There are numerous vignettes highlighting what it means to be young in New York City now. Gould never once refers to a wristwatch: if she needs to know the time, she checks her phone. She goes to bars that serve complicated, expensive drinks. She lives in Brooklyn, home, depending on your viewpoint, of hipster heaven or hell, where she does her share of nightclubbing, partying, and getting tattooed. She describes the horrors of apartment living, including insane rents, roommate woes, and the inevitable roaches.

There is even a bout with a dog, the inaccurately named Hopey, whom Gould is incapable of liking, much less loving, and eventually returns to the breeder. All of this is rendered in language I can only think is intentional both on Gould’s part and her editor’s. Her speech pattens are those of thousands of functional illiterates: in lieu of adjectives and nouns, we get “like” and “thing”.

All of the following language and punctuation is taken directly from the text.

“Usually I tell people I dropped out of Kenyon, but that is an oversimplification slash total lie.”

“I had been going to this garden a lot that summer to sit and watch the fish swimming around the koi pond.”

“The closest he had ever come to flirting with me was this random languid moment one night…”

“I had been drinking slowly but steadily over the course of the evening and had gotten to that unfun plateau of drunkenness that is indistinguishable from sobriety in all its particulars…”

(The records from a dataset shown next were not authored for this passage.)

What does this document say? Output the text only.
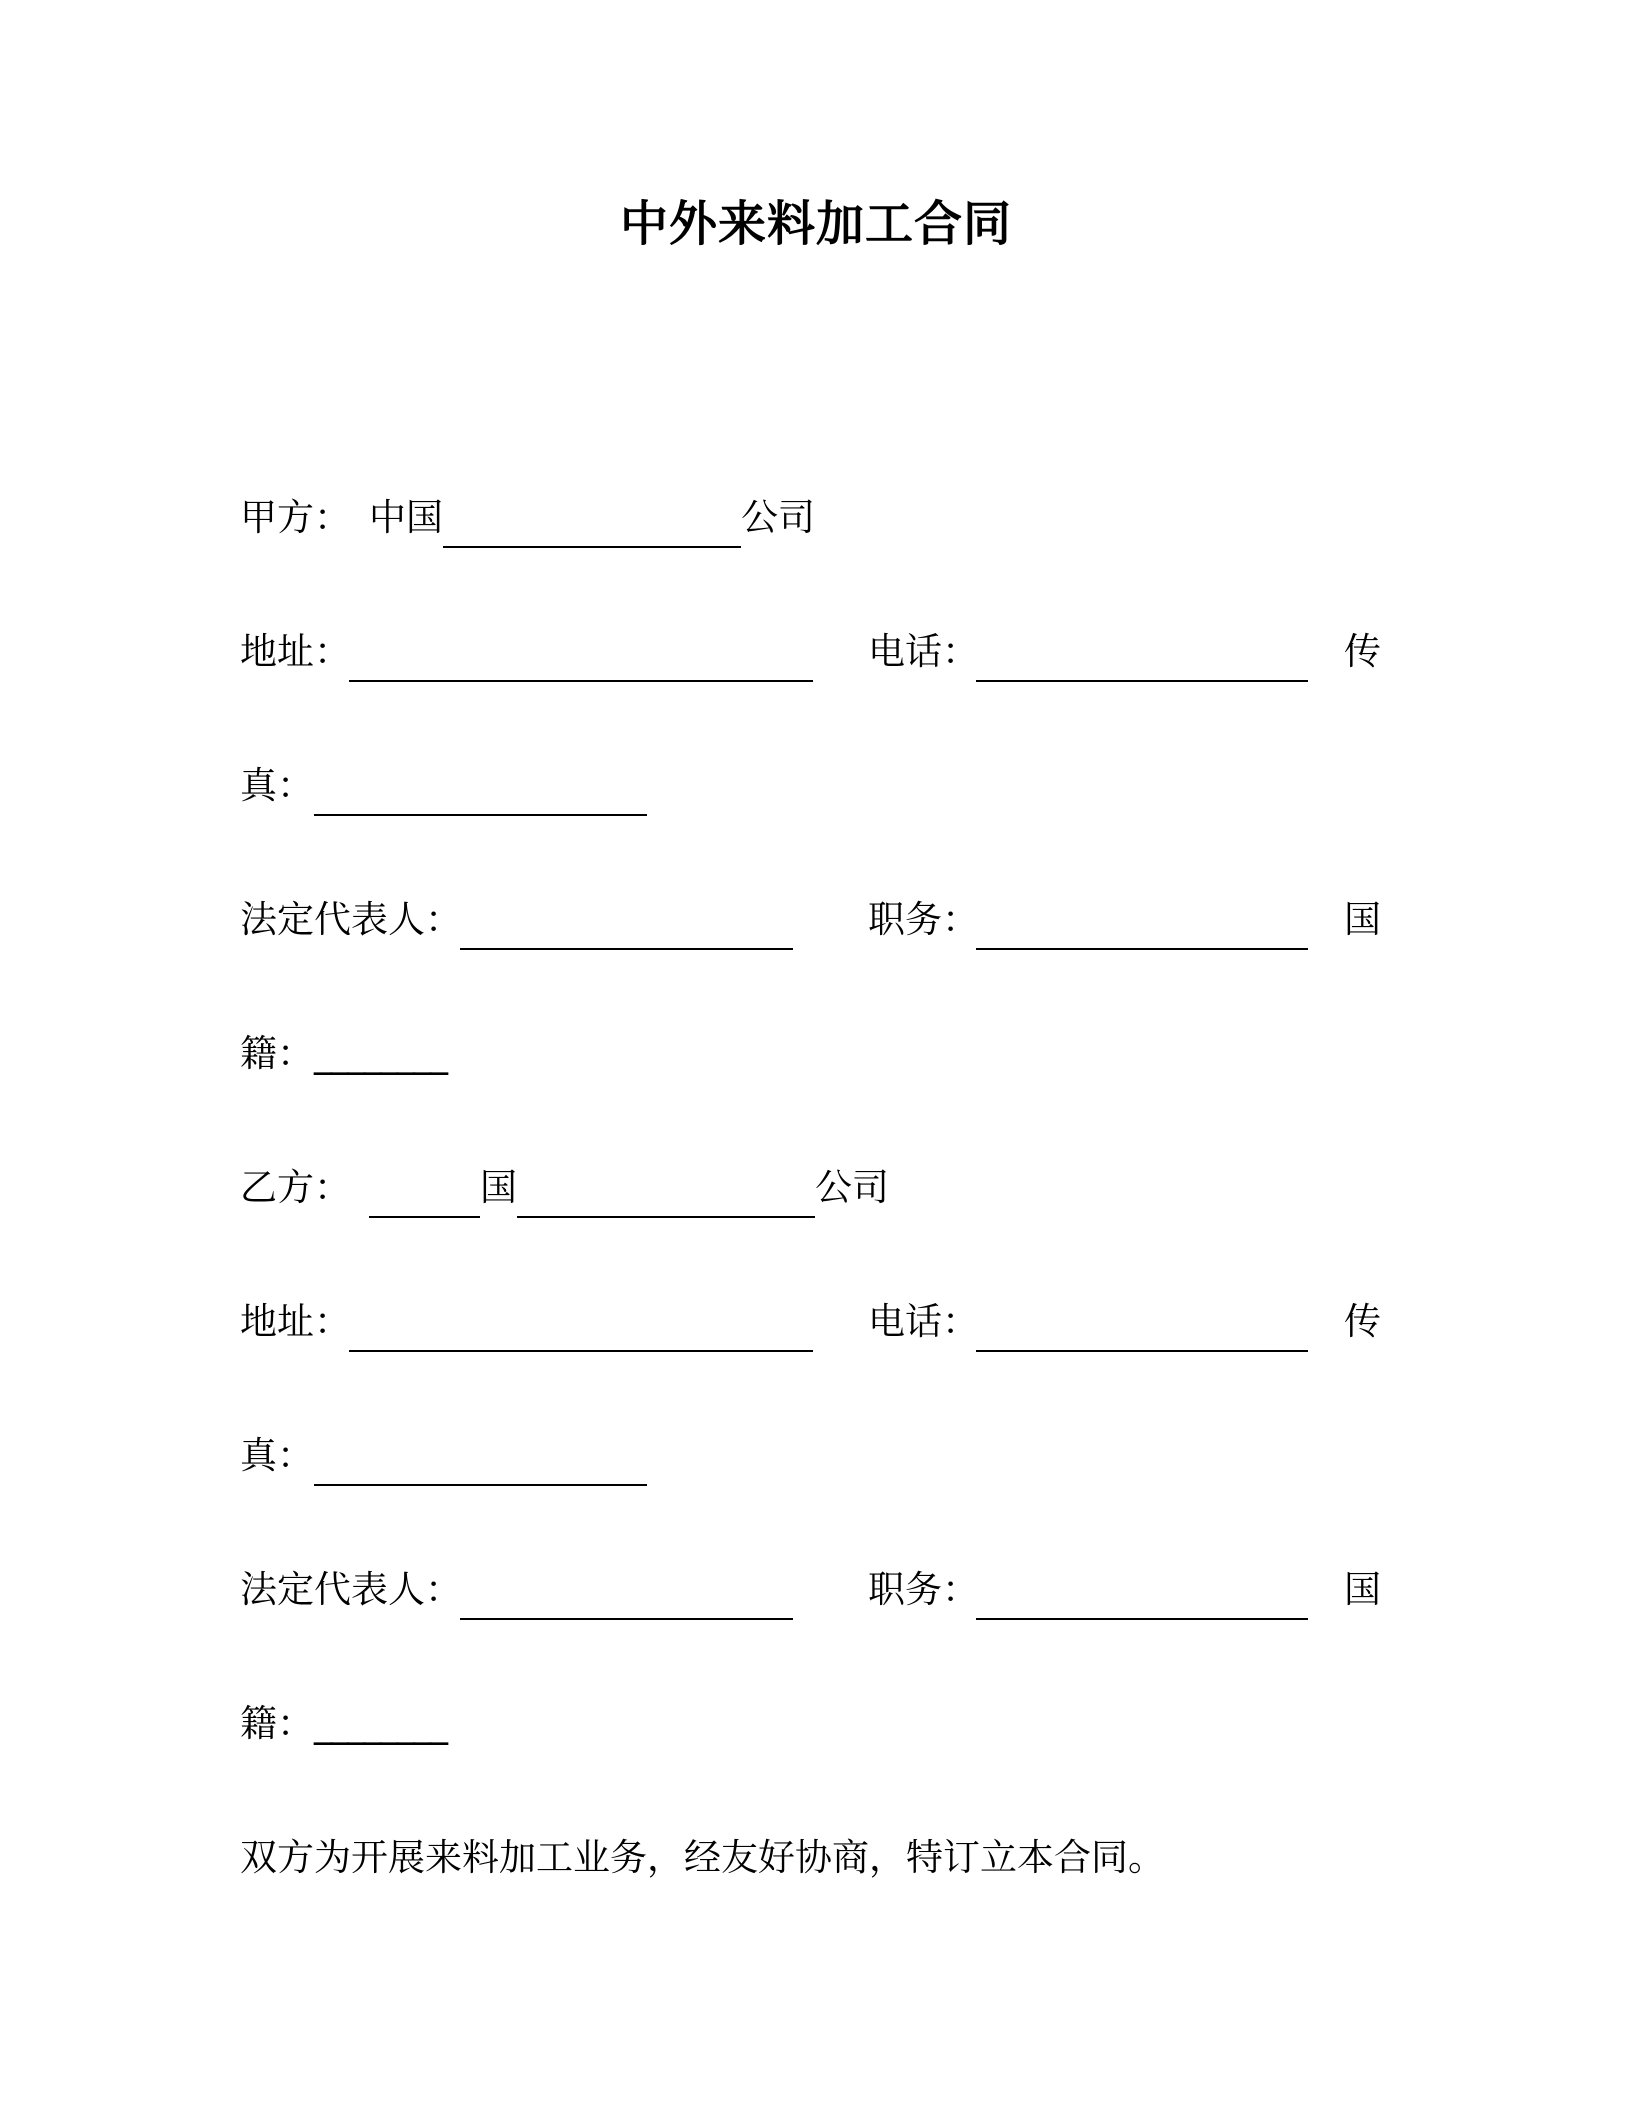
中外来料加工合同
甲方： 中国	公司
地址：	电话：	传
真：
法定代表人：	职务：	国
籍： ________
乙方：	国	公司
地址：	电话：	传
真：
法定代表人：	职务：	国
籍： ________
双方为开展来料加工业务，经友好协商，特订立本合同。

For the record, “unfun” is not a word. Those of you nurturing dreams of Going To New York And Becoming Writers should not take the above as examples of fine sentence structure (much less “limpid”, “poetic”, or worthy of a book deal).

If you feel at all inclined to follow Gould’s uh, flow get thee to an independent bookshop, quick! Purchase a copy of Strunk and White. While you’re at it, buy a thesaurus. Yes, an actual book. Your online thesaurus sucks. You won’t go wrong with Roget’s. Use nouns and adjectives. Be succinct. Hew to existing words: the English language is full of them.

Gould is not a complete monster; her breakup with longtime boyfriend Joseph is clearly a source of great pain. She suffers from anxiety attacks severe enough to merit the taking of Ativan, a strong anti-anxiety medication. She even realizes how much her actions have hurt her boyfriends, particularly Joseph. She leaves Gawker after the job’s inherent nastiness (not to mention the grueling hours necessary to maintain a constant stream of posts) wear on her… morality.

Still this a woman who writes — more than once — that she would do nothing differently. Charitably, I could call this sad—a person with enough moral sense to leave Gawker has enough moral sense to become an adult. Part of being an adult is learning to keep your mouth shut, at least some of the time, and to think before you fuck. For no heart should be so numbed that it can only say, “Whatever”.